Model systems – both classical and quantum – exhibiting apparent irreversibility will be studied. Recurrence and time-symmetry paradoxes will be examined. With this understanding of de facto irreversibility, a connection will be sought to larger time asymmetries, in particular the cosmological one (other purported arrows of time will also be discussed). The relation between thermodynamics and cosmology will introduce further mathematical issues, in particular the solving of two-time boundary value problems.

In contrast to equilibrium statistical mechanics, dynamical issues are of paramount importance when systems are out of equilibrium temporarily or permanently, the latter characteristic of open systems. Such systems exhibit phase transitions, but traditional criteria (such as analyticity) run into difficulties when attempting to describe them.

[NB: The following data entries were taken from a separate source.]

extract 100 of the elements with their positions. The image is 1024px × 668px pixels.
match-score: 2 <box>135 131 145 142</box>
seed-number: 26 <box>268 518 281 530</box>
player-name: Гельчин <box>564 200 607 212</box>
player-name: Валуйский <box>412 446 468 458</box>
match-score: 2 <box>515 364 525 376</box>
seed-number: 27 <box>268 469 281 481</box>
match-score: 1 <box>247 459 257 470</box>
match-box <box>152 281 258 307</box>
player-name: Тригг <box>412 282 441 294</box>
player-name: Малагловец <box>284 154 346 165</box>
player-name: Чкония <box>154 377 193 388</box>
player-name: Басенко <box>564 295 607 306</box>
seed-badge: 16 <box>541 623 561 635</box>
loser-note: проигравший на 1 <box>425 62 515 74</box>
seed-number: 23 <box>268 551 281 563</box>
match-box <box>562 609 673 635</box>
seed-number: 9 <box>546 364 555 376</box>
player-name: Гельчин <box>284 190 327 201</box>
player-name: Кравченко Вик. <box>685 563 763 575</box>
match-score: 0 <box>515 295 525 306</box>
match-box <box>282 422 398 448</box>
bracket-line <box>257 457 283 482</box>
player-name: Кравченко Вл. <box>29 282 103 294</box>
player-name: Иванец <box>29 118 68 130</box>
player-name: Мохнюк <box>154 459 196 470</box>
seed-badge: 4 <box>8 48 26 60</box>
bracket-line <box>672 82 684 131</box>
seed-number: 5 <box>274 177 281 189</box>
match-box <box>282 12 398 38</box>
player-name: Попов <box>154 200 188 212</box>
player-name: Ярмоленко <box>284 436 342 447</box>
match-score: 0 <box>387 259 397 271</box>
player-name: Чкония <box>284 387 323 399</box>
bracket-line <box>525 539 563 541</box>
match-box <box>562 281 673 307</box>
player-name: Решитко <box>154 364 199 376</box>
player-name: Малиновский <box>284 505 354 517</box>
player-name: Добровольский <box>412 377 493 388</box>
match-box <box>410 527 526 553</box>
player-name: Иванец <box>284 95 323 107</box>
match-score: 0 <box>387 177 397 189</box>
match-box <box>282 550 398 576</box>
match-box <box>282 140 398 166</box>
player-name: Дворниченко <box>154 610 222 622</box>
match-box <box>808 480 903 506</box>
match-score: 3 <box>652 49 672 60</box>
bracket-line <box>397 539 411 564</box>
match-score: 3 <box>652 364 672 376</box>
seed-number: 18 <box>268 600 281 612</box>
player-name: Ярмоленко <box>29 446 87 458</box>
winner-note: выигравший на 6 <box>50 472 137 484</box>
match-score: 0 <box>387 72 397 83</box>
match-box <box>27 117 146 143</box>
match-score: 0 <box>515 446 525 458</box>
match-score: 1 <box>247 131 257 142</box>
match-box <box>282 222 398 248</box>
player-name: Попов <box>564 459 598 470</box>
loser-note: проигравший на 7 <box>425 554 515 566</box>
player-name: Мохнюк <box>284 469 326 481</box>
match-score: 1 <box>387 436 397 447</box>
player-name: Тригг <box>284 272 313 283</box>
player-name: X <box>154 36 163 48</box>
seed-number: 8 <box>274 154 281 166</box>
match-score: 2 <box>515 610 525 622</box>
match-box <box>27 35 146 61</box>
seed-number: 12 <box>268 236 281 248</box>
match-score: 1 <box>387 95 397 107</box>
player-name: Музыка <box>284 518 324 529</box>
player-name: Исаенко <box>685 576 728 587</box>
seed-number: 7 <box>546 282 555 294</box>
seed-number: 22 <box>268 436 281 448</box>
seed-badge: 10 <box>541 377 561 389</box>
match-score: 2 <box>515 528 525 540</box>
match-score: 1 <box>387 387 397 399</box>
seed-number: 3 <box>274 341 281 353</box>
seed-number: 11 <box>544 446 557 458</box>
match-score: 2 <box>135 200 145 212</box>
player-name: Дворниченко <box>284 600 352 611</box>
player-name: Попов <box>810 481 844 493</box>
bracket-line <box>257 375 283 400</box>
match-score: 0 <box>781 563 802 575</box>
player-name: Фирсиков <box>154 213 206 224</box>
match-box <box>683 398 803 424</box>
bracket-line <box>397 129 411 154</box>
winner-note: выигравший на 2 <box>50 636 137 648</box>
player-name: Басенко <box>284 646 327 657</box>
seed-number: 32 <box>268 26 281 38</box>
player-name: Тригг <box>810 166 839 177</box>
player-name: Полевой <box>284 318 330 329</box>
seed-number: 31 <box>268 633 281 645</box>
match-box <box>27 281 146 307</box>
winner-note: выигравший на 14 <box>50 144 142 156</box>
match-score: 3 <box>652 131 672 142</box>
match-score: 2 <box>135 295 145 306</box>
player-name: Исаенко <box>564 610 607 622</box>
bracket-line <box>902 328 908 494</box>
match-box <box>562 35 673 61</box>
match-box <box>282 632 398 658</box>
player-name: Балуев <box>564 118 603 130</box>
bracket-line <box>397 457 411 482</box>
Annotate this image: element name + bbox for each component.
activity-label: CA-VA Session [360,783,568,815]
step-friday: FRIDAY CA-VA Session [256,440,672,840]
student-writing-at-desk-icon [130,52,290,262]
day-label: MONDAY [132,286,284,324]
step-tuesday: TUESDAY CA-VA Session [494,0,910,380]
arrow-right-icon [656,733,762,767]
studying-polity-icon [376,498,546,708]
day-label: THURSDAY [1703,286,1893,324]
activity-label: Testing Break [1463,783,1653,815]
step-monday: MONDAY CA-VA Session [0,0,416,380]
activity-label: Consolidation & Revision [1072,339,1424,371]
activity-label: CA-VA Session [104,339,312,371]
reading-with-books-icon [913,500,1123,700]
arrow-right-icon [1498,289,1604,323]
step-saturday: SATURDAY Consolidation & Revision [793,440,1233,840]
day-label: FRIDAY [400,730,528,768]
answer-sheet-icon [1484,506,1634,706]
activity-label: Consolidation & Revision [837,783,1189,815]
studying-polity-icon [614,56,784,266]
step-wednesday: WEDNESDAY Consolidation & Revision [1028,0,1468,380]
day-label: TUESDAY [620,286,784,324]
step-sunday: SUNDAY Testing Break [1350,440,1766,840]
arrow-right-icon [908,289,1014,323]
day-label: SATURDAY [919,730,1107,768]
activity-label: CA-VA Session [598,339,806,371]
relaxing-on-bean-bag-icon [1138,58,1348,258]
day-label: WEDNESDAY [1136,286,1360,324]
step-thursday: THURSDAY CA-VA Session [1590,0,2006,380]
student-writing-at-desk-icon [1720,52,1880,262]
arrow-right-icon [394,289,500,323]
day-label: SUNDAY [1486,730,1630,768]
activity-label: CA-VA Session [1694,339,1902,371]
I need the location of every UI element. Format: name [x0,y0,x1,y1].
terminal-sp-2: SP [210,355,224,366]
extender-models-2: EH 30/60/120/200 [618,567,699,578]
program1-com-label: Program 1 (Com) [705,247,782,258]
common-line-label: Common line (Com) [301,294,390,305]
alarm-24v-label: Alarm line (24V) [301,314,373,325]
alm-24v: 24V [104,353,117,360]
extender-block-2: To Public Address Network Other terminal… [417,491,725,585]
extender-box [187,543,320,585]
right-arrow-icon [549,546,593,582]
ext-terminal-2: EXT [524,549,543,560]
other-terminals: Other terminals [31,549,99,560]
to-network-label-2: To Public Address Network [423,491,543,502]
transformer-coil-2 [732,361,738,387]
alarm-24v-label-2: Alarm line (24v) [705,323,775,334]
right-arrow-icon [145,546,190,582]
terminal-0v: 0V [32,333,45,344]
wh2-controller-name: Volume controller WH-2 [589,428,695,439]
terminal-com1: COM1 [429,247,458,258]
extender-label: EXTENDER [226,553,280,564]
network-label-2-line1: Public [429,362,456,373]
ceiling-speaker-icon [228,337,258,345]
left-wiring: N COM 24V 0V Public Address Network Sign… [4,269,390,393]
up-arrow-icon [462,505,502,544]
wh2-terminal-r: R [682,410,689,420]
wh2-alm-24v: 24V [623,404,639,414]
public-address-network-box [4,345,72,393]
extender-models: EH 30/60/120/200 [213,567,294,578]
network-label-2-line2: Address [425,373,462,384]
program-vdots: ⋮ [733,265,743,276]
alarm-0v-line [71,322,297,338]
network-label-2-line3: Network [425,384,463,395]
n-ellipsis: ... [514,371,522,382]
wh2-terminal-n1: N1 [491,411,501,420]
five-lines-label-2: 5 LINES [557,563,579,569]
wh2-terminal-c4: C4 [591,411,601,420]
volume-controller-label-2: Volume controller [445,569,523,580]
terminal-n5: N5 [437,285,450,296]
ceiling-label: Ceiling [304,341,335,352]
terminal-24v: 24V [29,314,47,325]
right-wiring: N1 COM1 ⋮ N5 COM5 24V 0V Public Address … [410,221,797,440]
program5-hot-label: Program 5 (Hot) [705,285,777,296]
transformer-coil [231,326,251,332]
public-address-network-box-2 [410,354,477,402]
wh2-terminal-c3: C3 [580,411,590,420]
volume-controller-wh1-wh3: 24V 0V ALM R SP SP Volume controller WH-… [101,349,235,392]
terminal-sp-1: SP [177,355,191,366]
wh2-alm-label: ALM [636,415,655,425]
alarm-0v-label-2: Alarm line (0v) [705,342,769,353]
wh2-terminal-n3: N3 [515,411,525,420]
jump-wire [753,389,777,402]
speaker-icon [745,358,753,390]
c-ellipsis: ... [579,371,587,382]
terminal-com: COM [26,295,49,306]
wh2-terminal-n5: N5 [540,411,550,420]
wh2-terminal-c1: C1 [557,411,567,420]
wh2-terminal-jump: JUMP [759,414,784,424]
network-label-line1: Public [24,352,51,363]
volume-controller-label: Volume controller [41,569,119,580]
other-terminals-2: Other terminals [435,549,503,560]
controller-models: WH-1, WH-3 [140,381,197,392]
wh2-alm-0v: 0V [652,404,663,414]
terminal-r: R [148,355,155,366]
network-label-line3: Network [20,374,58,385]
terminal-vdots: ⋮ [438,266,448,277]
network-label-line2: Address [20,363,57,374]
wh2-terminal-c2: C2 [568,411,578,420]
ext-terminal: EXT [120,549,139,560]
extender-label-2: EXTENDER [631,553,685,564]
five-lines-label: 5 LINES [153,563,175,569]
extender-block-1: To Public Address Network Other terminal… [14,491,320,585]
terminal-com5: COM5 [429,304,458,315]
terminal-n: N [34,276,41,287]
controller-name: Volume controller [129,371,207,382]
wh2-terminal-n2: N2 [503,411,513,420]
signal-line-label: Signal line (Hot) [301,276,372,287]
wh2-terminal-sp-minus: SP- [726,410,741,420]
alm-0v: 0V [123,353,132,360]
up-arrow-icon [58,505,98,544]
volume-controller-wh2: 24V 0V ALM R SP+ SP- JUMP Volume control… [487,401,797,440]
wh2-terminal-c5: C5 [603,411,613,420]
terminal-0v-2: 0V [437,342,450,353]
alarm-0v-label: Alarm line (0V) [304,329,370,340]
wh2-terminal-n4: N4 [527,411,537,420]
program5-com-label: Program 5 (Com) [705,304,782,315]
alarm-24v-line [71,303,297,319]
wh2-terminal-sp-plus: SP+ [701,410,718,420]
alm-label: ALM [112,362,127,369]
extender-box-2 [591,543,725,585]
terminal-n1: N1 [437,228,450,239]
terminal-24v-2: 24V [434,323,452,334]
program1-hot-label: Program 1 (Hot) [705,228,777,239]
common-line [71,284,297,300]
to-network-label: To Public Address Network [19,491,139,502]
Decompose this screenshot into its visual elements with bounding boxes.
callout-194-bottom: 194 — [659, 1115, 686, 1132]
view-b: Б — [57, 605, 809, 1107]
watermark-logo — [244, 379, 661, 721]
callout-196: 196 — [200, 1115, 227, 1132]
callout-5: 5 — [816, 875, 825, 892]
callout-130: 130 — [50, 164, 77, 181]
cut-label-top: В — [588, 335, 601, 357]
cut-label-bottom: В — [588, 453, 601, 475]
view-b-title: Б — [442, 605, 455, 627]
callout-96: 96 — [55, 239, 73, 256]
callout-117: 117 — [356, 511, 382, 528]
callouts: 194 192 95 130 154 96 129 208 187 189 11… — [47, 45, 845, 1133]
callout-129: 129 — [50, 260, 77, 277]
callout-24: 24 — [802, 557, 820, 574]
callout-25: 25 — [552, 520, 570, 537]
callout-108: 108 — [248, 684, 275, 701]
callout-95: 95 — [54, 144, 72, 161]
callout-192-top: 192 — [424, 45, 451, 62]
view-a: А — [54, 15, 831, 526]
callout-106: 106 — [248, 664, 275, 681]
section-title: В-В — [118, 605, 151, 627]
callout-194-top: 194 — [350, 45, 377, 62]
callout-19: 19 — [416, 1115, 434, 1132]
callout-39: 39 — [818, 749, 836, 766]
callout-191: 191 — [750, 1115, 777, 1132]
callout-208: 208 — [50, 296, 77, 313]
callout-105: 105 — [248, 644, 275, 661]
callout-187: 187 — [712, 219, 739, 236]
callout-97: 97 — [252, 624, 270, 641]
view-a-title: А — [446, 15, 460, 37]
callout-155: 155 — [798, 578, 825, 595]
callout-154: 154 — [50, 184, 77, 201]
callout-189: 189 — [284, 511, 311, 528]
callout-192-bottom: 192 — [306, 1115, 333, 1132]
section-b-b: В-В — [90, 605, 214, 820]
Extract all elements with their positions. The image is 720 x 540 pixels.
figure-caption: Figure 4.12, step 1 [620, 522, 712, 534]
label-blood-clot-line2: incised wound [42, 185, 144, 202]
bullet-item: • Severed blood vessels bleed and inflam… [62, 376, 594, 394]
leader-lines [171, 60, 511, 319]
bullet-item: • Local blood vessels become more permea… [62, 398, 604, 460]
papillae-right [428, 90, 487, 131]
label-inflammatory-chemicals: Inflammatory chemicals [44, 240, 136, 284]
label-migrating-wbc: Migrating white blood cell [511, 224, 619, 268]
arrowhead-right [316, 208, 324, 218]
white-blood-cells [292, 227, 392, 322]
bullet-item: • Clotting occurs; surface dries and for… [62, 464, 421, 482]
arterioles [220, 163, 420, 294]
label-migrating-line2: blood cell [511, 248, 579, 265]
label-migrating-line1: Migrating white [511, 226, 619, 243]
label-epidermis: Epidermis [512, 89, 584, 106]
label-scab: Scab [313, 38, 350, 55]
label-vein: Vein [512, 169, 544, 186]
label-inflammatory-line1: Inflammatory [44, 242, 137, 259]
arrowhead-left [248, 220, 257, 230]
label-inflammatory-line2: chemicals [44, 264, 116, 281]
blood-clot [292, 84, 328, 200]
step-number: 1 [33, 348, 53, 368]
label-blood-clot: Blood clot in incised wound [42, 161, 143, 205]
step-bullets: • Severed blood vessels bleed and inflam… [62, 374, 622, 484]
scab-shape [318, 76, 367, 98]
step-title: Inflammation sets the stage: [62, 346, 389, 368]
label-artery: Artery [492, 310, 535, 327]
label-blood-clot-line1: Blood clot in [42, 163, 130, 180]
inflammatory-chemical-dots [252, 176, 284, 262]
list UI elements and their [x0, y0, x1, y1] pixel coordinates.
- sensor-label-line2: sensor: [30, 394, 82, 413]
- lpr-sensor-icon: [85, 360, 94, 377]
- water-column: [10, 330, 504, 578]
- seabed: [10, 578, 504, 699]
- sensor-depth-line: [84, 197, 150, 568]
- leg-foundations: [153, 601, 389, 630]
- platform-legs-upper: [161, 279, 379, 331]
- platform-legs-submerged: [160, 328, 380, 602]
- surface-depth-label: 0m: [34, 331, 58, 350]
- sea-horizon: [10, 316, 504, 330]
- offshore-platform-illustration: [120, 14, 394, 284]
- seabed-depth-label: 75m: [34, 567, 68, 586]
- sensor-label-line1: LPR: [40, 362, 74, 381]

On the other hand, if a system can be described by stochastic dynamics, many of its properties, including phase transitions, the identification of order parameters and of macroscopic variables, follow directly from the dynamical rules. The paradigm is no longer analyticity, but asymptotics.

Finally, I will examine the consequences of assuming time-symmetry globally, both for classical and quantum systems. The possibility of using this perspective for ascertaining cosmological features in a way that is conceptually independent of existing methods will be taken up. At the quantum level, one can obtain definite measurement results, notwithstanding the absence of anything but pure unitary dynamics.